Linder, the rabbi of Temple Solel, said the 2020 campaign is the most politically active he has seen Arizona Jews since they mobilized to oppose SB 1070 more than a decade ago. But the engagement of many of his congregants and other Jews around the state is on both sides.
“The Jewish community does not speak in one voice,” Linder said.
Faith Boninger is one of Linder’s congregants who actively supported Democratic candidates this cycle. She phone-banked in favor of an education-funding ballot measure through a nonpartisan interfaith group that works with Temple Solel, and hosted a virtual party for Hiral Tipirneni, a Democratic congressional candidate.
Tipirneni narrowly lost her race to Republican incumbent David Schweikert in a district where Jewish voters make up 6% of the electorate — the highest in the state. Trump won the district by almost 10 points four years ago and Schweikert took 62 percent of the vote. This year, Schweikert won with about 52%. Presidential results for the district were not immediately accessible.
Boninger is also part of the local chapter of the National Jewish Women’s Council, a liberal group, but she said Judaism was not central to her political identity.
“I do naturally gravitate toward it but it’s also the network that I’ve built up,” Boninger said. “A lot of these things are just based on happenstance.”
State Rep. Aaron Lieberman, a Democrat and social entrepreneur who won his Maricopa County district by less than 2% in 2018 and was reelected this year, said he sees many progressive Jews like Boninger involved in political activism. But he doesn’t see the “Jewish vote” as a meaningful segment of the Arizona electorate.
“I don’t think the Jewish community is big enough or monolithic enough to be courted as a whole,” Lieberman said. “And it’s not like they go to a meeting and say, ‘OK, who should the Jews vote for?’”
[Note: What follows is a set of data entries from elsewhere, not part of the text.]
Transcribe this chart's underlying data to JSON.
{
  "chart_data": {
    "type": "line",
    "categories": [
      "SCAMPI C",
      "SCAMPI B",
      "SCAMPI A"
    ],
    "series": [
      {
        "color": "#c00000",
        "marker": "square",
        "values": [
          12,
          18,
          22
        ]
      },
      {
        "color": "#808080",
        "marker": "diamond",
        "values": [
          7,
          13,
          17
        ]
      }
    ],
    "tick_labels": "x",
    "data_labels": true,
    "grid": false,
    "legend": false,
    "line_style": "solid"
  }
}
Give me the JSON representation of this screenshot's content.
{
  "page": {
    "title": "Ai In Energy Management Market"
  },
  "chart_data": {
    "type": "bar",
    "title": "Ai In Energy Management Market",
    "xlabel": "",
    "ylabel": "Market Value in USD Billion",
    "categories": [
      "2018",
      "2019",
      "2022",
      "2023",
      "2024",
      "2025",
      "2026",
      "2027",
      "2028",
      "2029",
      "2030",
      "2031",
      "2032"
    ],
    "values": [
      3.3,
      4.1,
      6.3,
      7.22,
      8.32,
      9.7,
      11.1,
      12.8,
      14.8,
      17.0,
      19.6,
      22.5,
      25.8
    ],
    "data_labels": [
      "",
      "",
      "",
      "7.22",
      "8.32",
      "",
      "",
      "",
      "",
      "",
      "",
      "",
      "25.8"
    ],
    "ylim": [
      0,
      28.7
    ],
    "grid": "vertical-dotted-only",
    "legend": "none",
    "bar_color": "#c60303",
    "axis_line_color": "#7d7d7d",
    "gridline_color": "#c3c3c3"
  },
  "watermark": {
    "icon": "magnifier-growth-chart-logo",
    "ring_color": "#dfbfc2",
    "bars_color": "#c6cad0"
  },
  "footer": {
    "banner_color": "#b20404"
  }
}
Yet people like Attias, the organizer who entered politics after the Giffords shooting, are starting to actively court Jewish voters as Jews. The Jewish Democratic Council of America, where she works, called and texted Jewish voters in the state more than 46,000 times during the election. The group’s digital advertisements received 3 million views, she said.
Bend the Arc also focused its phone- and text-banking program on Arizona as one of a handful of swing states it targeted this year. Kent said the organization didn’t have specific numbers for the state, but contacted over 4 million voters nationwide.
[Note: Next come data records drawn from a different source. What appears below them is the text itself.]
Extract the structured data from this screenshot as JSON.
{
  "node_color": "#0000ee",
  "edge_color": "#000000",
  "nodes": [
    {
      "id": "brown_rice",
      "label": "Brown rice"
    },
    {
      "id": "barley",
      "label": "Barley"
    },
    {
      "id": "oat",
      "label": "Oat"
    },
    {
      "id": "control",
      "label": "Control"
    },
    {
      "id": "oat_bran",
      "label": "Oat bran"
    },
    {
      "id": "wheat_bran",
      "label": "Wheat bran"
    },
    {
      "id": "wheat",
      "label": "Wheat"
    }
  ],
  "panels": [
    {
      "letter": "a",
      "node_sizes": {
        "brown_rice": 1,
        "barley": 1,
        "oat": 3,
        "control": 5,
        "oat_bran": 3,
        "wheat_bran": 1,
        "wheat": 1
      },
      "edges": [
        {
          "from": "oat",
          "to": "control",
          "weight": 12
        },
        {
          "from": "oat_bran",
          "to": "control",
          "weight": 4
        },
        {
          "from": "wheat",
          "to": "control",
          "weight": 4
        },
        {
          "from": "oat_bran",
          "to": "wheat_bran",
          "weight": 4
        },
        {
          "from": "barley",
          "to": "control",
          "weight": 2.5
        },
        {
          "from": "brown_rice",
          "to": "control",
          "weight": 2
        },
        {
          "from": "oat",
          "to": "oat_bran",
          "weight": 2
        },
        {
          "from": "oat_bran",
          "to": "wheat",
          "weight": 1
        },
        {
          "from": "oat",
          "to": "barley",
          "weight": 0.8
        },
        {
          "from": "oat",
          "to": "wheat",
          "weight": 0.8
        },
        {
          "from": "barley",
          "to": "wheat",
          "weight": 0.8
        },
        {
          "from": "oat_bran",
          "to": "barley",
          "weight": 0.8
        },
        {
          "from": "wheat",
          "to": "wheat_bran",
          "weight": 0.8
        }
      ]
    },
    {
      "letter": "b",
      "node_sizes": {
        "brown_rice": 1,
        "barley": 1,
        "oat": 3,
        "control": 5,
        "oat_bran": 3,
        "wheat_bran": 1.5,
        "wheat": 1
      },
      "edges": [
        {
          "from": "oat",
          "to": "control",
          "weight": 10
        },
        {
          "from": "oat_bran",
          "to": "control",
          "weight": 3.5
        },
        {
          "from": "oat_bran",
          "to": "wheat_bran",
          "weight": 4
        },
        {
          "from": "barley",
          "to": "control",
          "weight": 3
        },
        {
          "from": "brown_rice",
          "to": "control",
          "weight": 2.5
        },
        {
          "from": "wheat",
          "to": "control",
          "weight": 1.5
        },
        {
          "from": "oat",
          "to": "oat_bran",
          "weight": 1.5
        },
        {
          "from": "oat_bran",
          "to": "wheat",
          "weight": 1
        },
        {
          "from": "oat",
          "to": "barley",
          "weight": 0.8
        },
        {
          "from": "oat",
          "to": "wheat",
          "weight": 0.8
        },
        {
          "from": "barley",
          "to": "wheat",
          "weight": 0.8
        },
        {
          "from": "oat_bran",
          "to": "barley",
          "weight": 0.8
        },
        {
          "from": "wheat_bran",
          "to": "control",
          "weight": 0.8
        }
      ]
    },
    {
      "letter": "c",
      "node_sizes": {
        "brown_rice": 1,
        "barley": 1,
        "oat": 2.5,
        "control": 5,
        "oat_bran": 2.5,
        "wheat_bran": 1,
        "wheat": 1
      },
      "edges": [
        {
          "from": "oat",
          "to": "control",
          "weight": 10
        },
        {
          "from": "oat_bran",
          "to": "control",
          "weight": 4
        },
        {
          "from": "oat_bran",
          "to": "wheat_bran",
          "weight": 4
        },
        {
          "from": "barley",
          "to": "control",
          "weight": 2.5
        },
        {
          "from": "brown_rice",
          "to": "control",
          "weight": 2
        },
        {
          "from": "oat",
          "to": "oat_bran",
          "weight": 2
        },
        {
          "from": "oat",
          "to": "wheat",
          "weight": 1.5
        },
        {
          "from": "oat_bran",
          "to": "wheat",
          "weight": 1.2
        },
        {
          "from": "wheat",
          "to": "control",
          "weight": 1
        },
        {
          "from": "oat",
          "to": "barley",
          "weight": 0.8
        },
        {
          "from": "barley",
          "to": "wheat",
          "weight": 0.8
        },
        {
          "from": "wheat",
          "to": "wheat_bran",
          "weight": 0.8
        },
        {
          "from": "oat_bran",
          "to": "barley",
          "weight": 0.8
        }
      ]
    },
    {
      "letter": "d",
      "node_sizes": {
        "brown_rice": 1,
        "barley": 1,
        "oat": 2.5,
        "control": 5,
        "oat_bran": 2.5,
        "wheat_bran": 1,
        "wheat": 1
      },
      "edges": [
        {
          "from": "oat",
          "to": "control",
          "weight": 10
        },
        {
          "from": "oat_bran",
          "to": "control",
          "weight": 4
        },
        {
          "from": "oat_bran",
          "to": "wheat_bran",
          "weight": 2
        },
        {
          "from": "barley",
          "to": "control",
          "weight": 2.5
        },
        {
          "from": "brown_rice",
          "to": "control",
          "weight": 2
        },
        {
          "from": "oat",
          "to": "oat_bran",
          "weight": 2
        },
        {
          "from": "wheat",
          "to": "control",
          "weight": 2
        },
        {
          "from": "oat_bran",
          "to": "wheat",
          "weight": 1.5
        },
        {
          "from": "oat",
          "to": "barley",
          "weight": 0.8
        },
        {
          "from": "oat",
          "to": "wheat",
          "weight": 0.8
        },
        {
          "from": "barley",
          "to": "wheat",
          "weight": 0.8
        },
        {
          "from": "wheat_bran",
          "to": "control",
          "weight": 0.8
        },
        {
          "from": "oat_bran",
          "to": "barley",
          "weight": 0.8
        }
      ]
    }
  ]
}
Attias said it wasn’t always “Jewish” issues that motivated Jewish voters. She saw some suburban Jewish voters, including Israeli-Americans who had been less engaged in previous election cycles, vote for Democrats this year out of concern over the local response to COVID-19.
“We just experienced such a dearth of leadership from our governor — who fell in line with Donald Trump every step of the way — that I think especially in the Maricopa County suburbs, Jewish voters said enough is enough.”
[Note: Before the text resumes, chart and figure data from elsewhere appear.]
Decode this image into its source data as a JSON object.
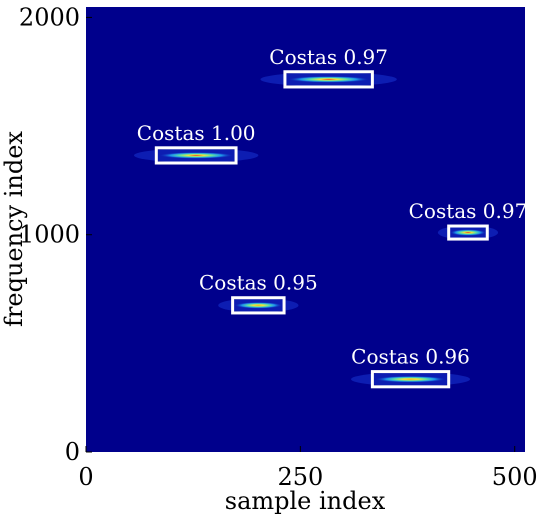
{
  "chart_data": {
    "type": "heatmap",
    "title": "",
    "xlabel": "sample index",
    "ylabel": "frequency index",
    "xlim": [
      0,
      512
    ],
    "ylim": [
      0,
      2048
    ],
    "x_ticks": [
      0,
      250,
      500
    ],
    "y_ticks": [
      0,
      1000,
      2000
    ],
    "x_tick_labels": [
      "0",
      "250",
      "500"
    ],
    "y_tick_labels": [
      "0",
      "1000",
      "2000"
    ],
    "grid": false,
    "background_color": "#00008c",
    "box_color": "#ffffff",
    "detections": [
      {
        "label": "Costas 0.97",
        "x_start": 232,
        "x_end": 334,
        "freq_low": 1680,
        "freq_high": 1750,
        "peak": 0.97
      },
      {
        "label": "Costas 1.00",
        "x_start": 82,
        "x_end": 175,
        "freq_low": 1330,
        "freq_high": 1400,
        "peak": 1.0
      },
      {
        "label": "Costas 0.97",
        "x_start": 423,
        "x_end": 468,
        "freq_low": 980,
        "freq_high": 1040,
        "peak": 0.97
      },
      {
        "label": "Costas 0.95",
        "x_start": 171,
        "x_end": 231,
        "freq_low": 640,
        "freq_high": 710,
        "peak": 0.95
      },
      {
        "label": "Costas 0.96",
        "x_start": 334,
        "x_end": 423,
        "freq_low": 300,
        "freq_high": 370,
        "peak": 0.96
      }
    ]
  }
}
Lieberman said that while politicians may not be actively courting the state’s Jewish population, elected officials have made gestures that recognize its growing influence. He cited unanimous support in the legislature for a bill that would have mandated Holocaust education in the state’s public schools. Its passage was stalled by the pandemic, but the state board of education recently adopted similar standards.
“That just speaks to a real passion for Jews and Jewish voters in Arizona,” Lieberman said.